Contact-Centers-in-a-Digital-World-1024x595

Unlike when traditional KPIs were used, buyer perception of service providers’ overall performance today is heavily impacted by four KPIs: relationship management, better insights/analytics, proactiveness, and innovation. As the relevance of these has either increased from the previous year or remained high over the last two years, it’s clear that buyers are increasingly evaluating service providers on new age KPIs. Against this backdrop, we recommend CCO service providers incorporate four action items into their operating model in order to remain competitive.

1. Strengthen relationships through greater governance and coordination across teams

Successful relationship management is the fundamental reason that larger deals have been signed during renewals over the past two years. Fostering strong relationships demands greater governance across buyer and service provider cross-functional teams. CCO providers that are deeply embedded in their client’s business and operational processes are often well positioned to proactively identify undetected challenges and propose relevant solutions. This goes a long way in building mutual trust and transparency between the two parties.

2. Unlock customer insights through advanced data analytics

The ability to provide the right service to every unique customer is the key to building customer loyalty in a world of constant change. While most providers have invested in developing reporting and descriptive analytics solutions, buyers expect them to bring in advanced analytical tools that analyze volumes of unstructured data and provide actionable insights on customer needs and behavior, so they can deliver a personalized customer experience. To remain ahead of client expectations, service providers will need to offer predictive and prescriptive analytics capabilities to understand consumers’ future behavior.

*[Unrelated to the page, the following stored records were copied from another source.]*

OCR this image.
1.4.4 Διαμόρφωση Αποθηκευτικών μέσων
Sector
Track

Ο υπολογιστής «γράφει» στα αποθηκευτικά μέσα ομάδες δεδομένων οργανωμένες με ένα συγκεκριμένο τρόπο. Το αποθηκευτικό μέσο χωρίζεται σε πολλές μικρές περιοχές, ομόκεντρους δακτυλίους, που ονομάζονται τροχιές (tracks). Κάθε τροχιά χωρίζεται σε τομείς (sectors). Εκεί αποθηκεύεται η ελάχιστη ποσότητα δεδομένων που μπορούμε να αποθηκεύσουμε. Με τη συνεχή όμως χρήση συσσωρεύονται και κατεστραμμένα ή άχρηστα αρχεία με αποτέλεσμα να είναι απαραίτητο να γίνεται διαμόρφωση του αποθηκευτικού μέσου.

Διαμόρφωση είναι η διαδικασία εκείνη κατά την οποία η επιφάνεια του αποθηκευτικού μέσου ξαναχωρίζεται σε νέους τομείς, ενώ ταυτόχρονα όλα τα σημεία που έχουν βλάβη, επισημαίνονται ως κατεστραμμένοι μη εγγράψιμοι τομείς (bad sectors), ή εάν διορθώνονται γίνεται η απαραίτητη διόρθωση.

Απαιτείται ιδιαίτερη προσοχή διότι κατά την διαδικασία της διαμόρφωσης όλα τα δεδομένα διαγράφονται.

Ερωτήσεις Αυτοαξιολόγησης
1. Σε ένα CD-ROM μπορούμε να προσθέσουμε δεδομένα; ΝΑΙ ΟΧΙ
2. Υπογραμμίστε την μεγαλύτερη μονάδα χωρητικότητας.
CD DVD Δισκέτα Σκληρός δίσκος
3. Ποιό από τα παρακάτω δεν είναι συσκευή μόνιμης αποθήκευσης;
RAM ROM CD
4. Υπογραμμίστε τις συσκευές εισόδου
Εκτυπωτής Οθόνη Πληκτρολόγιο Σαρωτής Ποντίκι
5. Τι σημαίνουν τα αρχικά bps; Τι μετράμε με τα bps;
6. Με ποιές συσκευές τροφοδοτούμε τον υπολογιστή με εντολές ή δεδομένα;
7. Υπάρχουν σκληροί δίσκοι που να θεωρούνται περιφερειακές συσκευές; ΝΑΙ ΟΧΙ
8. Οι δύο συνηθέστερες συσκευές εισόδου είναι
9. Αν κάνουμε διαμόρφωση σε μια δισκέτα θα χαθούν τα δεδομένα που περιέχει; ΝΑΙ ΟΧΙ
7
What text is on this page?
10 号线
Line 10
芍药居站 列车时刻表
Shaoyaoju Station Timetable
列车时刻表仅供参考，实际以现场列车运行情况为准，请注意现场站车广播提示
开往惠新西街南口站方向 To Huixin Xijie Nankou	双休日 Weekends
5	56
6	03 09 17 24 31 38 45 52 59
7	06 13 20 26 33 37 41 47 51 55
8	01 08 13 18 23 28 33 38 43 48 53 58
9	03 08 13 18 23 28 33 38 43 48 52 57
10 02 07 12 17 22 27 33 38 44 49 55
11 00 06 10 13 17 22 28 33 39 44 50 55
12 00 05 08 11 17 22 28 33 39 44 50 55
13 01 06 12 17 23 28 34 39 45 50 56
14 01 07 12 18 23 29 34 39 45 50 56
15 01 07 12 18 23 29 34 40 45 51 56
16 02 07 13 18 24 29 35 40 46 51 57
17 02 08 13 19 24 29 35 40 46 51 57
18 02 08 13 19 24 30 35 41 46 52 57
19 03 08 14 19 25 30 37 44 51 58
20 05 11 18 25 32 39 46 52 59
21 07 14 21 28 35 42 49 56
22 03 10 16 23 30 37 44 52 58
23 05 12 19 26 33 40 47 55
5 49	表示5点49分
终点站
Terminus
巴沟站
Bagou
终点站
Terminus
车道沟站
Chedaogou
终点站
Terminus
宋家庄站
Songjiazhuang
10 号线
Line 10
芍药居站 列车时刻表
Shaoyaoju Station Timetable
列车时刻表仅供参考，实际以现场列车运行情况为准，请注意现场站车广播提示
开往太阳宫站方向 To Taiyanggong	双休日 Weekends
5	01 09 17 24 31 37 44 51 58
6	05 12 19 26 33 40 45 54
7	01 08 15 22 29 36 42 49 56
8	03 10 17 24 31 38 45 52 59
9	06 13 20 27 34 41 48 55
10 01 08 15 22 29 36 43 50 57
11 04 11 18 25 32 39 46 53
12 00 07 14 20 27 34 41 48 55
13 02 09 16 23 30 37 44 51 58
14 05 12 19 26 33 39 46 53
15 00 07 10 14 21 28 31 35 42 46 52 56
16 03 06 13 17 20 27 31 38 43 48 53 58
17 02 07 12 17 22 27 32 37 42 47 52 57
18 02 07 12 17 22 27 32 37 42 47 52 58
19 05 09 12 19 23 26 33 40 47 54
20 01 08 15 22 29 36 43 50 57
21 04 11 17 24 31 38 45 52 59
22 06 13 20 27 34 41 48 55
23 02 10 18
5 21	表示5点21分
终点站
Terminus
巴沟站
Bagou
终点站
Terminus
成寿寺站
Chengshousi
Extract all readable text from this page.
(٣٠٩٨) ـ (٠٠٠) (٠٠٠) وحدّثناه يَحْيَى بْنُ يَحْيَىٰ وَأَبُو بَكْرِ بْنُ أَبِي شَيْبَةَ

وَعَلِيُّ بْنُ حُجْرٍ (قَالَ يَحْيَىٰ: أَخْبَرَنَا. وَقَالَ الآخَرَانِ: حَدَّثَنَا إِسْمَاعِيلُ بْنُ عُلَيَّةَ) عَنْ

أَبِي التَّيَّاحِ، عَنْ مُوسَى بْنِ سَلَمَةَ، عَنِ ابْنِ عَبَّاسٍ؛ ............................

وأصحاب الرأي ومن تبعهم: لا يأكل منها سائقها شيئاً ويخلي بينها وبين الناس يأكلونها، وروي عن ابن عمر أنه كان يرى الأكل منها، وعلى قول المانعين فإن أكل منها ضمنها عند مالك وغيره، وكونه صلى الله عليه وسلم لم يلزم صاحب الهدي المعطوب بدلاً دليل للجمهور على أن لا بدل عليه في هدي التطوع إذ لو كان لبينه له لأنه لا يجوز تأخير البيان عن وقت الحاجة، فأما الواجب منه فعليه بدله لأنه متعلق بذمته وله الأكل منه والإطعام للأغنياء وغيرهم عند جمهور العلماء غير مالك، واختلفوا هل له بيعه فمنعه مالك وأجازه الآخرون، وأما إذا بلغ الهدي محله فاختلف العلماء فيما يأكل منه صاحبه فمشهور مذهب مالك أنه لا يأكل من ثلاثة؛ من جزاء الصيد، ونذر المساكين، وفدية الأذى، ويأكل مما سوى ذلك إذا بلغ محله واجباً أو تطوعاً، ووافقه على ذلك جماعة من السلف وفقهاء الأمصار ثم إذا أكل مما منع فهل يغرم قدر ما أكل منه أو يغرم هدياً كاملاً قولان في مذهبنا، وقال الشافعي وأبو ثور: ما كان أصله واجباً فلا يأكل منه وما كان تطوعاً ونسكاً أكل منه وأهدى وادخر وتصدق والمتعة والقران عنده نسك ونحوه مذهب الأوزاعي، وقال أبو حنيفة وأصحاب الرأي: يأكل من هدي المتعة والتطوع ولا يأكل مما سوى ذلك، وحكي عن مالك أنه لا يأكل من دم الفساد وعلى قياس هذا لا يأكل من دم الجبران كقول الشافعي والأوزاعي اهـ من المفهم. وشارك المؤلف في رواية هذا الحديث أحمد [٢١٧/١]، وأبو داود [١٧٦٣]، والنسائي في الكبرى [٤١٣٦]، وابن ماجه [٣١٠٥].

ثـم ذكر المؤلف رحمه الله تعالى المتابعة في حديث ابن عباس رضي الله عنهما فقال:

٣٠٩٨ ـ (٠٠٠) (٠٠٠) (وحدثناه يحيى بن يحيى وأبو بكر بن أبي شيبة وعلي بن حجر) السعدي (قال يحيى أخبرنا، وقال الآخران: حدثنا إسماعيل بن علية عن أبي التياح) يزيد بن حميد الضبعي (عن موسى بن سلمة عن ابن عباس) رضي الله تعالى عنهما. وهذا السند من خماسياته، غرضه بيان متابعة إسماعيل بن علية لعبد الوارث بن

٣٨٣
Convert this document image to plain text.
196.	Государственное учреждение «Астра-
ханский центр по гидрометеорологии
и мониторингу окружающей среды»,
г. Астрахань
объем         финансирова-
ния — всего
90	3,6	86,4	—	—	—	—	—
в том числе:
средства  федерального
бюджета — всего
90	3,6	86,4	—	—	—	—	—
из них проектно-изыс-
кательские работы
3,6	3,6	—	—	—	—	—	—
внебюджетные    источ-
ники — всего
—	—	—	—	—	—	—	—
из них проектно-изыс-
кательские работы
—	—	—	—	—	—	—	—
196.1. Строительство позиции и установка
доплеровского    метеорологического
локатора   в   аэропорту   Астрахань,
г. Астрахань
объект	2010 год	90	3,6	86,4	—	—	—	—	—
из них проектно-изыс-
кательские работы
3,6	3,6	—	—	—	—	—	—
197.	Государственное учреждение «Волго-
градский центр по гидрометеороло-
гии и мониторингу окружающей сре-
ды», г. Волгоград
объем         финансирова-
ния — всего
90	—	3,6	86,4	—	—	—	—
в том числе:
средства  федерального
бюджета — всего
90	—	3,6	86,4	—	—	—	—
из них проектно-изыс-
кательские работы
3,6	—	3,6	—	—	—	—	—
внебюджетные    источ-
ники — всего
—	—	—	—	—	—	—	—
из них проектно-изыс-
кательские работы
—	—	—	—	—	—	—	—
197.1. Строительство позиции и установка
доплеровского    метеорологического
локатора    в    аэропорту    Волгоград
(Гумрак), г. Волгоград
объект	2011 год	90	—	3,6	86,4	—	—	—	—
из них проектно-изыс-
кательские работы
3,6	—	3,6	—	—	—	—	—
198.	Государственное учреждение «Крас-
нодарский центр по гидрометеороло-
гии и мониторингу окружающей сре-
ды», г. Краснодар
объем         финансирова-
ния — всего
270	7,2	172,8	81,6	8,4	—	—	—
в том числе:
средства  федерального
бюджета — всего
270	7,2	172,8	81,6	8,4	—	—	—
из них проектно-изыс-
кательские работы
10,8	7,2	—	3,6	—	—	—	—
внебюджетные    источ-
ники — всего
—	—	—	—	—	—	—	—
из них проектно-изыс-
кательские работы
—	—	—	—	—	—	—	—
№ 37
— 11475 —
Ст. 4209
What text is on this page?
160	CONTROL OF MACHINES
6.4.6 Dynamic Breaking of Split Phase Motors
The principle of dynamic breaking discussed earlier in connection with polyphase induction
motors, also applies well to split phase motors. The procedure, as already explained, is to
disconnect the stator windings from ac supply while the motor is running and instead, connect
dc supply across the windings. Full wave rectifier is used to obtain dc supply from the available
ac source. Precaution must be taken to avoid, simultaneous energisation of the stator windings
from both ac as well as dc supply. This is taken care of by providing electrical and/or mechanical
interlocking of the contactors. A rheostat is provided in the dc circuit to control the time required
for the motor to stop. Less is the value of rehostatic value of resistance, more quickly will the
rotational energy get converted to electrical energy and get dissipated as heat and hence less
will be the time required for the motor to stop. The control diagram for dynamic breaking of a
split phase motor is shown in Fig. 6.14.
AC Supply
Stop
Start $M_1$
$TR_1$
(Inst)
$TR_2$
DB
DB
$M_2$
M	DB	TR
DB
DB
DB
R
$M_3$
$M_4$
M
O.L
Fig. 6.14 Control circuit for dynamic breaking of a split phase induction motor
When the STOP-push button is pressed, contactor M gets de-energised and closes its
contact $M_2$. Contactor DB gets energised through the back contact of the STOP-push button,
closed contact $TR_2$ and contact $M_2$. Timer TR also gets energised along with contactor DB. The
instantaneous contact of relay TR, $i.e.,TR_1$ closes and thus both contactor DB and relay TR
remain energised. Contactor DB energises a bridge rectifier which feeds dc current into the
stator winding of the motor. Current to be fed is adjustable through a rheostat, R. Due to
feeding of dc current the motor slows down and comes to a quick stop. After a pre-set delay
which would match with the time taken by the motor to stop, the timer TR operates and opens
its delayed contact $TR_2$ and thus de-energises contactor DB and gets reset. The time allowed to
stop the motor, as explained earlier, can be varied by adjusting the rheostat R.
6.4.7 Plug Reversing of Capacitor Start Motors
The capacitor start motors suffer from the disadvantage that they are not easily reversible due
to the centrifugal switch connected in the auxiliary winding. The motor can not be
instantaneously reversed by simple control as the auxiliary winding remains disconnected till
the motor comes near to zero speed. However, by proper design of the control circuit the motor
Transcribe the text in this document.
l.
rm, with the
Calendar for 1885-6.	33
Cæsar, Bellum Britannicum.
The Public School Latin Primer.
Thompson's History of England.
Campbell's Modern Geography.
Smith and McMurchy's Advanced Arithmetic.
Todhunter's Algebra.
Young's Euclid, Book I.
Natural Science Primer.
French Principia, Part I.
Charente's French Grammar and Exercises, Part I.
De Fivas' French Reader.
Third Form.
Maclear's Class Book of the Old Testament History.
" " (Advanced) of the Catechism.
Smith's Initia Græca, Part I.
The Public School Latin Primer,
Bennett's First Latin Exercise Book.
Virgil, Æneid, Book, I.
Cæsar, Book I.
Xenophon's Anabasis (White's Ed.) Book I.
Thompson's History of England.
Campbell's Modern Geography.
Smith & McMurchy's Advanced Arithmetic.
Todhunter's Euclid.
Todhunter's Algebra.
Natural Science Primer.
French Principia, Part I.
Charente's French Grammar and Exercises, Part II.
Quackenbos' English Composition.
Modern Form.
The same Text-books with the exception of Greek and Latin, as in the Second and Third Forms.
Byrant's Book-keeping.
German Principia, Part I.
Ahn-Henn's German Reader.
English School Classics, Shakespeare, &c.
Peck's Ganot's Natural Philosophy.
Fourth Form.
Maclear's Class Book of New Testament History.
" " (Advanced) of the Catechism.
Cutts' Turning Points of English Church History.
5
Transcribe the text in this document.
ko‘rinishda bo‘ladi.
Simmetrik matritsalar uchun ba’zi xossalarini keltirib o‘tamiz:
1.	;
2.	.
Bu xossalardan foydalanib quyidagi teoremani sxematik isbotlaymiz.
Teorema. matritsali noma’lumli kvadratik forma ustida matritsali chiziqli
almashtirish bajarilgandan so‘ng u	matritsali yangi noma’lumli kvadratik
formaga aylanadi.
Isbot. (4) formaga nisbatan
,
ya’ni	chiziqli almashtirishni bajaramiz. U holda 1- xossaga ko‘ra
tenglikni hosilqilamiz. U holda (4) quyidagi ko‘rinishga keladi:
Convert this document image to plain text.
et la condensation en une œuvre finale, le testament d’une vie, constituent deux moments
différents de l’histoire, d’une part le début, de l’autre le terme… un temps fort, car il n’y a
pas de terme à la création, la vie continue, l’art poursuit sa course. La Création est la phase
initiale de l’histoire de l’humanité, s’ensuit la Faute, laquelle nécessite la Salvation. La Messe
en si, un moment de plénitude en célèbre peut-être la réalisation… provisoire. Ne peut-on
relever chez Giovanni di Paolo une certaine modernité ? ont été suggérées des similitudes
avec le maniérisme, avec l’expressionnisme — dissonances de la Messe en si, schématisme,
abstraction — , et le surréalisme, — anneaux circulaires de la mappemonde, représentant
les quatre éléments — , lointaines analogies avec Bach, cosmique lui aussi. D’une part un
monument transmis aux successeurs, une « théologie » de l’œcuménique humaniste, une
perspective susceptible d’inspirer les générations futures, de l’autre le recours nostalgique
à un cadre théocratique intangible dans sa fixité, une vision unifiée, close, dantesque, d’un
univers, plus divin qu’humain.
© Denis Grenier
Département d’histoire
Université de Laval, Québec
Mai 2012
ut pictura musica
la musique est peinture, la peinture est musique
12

3. Co-create customer value by proactively pitching for implementable solutions

Buyers face an uphill battle to constantly evaluate and improve their business processes to respond to changing market forces. Many buyers with whom we have interacted have highlighted their desire for greater input in that effort from their CCO providers. In fact, clients cite greater proactiveness as one of the key areas of improvement for incumbent providers. As the customer-facing entity for enterprises, CCO providers can assist in identifying specific problems customers frequently encounter. And by leveraging their industry expertise, CCO providers can proactively suggest best practices to buyers and participate in business process improvement initiatives.

4. Build differentiated capabilities by investing in technological product and process innovation

Buyers need to constantly innovate their processes, products, and services in order to retain modern customers who now have a wider range of choices and low loyalty thresholds. Therefore, they expect service providers to bring in technological and process-driven innovation to enable a better customer experience. In order to stand out in the market, CCO providers must invest in building innovative, forward-looking capabilities such as cognitive learning technology and AI-powered assisted automation.

We expect the move toward digital contact centers will prove challenging for some providers and empowering for others. The market has already seen a flow of mergers, acquisitions, and commercial investments in the CCO market in the past year. In order to stay ahead of this wave, service providers must act swiftly to transform their contact centers in order to match the challenging needs of buyers and digital consumers.